= A Treasure's Trove =

Children's book

A Treasure's Trove: A Fairy Tale About Real Treasure for Parents and Children of All Ages is an illustrated children's book written by Michael Stadther and published in 2004 by Treasure Trove Inc, which he incorporated to do so. The "real treasure" was found by deciphering clues in the book that led to fourteen tokens that could be turned in for unique jewels, each representing an insect or character from the book, or a cash prize representing one third of the jewel's value. Initially, it was reported that there were twelve jewels, however, it subsequently emerged that there were fourteen prizes. In 2005, it was reported that film rights for A Treasure's Trove had been acquired by Cruise/Wagner Productions, however, apart from a reported trailer being in development in the New York Times, there has been no further news.

==Synopsis==
The book is about twelve forest creatures whose mates disappear after being crystallized by a dark dust that falls every evening. The forest creatures combine forces with Zac (the handsome woodcarver), Ana (his beautiful half-elf, half-human wife), and their timid, chubby, winged "doth" Pook (inspired by the author's dog Misty) to save the creatures and restore the dying forest.

==Treasure hunt==
Inside the book are clues to fourteen tokens that were hidden in parks throughout the United States, which could be redeemed for jewels representing characters from the story. The unique jewels, which were collectively valued at one million dollars, have now all been found, and a book showing the solutions has been published. Stadther subsequently published another book with a new treasure hunt, Secrets of the Alchemist Dar.
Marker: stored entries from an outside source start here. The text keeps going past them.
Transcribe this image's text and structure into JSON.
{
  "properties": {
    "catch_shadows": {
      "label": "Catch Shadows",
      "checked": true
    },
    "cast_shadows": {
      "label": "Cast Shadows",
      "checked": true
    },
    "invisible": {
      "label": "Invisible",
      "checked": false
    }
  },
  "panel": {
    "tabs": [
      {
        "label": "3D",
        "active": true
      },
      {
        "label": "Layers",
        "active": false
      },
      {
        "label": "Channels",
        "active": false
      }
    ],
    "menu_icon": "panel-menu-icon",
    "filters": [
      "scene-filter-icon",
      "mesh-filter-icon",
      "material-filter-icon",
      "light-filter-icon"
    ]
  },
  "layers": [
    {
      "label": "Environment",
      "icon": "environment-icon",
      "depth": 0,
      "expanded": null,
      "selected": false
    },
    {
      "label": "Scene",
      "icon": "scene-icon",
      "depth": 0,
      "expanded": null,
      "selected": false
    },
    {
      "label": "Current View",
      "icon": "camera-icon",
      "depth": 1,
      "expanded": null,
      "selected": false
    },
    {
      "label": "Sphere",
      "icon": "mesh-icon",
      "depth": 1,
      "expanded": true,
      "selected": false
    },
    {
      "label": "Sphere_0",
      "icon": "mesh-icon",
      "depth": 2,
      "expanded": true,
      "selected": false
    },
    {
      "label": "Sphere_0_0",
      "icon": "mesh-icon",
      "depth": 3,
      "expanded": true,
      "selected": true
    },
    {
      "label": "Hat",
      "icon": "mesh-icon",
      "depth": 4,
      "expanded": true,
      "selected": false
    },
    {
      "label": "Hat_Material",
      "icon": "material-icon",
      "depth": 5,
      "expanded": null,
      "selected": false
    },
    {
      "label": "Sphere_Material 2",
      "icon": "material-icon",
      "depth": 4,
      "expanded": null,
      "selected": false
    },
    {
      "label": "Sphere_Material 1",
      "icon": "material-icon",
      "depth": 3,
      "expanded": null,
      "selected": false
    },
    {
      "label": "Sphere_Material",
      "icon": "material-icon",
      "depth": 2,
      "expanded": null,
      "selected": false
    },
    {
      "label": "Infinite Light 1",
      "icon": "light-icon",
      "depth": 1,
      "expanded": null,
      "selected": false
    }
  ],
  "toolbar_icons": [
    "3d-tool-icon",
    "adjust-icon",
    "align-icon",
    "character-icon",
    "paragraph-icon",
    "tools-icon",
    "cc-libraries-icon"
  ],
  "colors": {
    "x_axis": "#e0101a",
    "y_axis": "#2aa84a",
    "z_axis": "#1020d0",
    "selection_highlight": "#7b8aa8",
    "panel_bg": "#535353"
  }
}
Three of the Treasure's Trove jewels were original pieces, including a 19th-century Russian grasshopper, a snail and a ladybug. Another jewel, representing the villain Rusful, was an uncut black diamond. The rest of the jewels were made by Robert Q. Underhill of Jewelry Designs in Danbury, Connecticut. He was commissioned after Stadther noticed a hummingbird brooch in his shop while looking for a gift for his wife.

They are as follows:

| Jewel | Materials used | Location of token |
|---|---|---|
| Ant | Spessartite garnets and clear diamonds | Swanny City Park, Moab, Utah. |
| Bee | Black cultured Tahitian pearl; clear, yellow and black diamonds; and plique-à-jour enamel | Santa Rosa Lake State Park, New Mexico. |
| Beetle | Tanzanite; clear, yellow and black diamonds; with enamel | Badlands National Park, South Dakota |
| Butterfly | Clear diamonds; sapphires; and black enamel | Nantahala National Forest, North Carolina |
| Caterpillar | Peridots; green diamonds; amethysts and plique-à-jour enamel | Lake Dardanelle State Park, Arkansas |
| Dragonfly | Sapphires; clear diamonds; and plique-à-jour enamel | Ricketts Glen State Park, Pennsylvania |
| Firefly | Alexandrite; Burmese ruby; yellow and clear diamonds; and black enamel | Foss State Park, Oklahoma |
| Grasshopper | Antique 19th century ornament made in Russia. Green garnets, ruby and diamonds set in gold and silver. | James Baird State Park, New York |
| Hummingbird | South Sea pearl; clear, black and yellow diamonds; emeralds and rubies | Jackson, Wyoming |
| Ladybug | Original ornament made of rubies and diamonds | Paintsville Lake State Park, Kentucky |
| Pook | Hand-carved rock quartz, platinum, and plique-à-jour enamel | Newaygo State Park, Michigan. |
| Rusful | Uncut black diamond | Golden Gate Park, San Francisco |
| Snail | Original ornament. | Lake Anita State Park, Iowa |
| Spider | Kashmir sapphire; yellow diamond; and clear diamonds | Prickett's Fort State Park, West Virginia |

The Treasure's Trove Jewels were exhibited at the Carnegie Museum in 2004.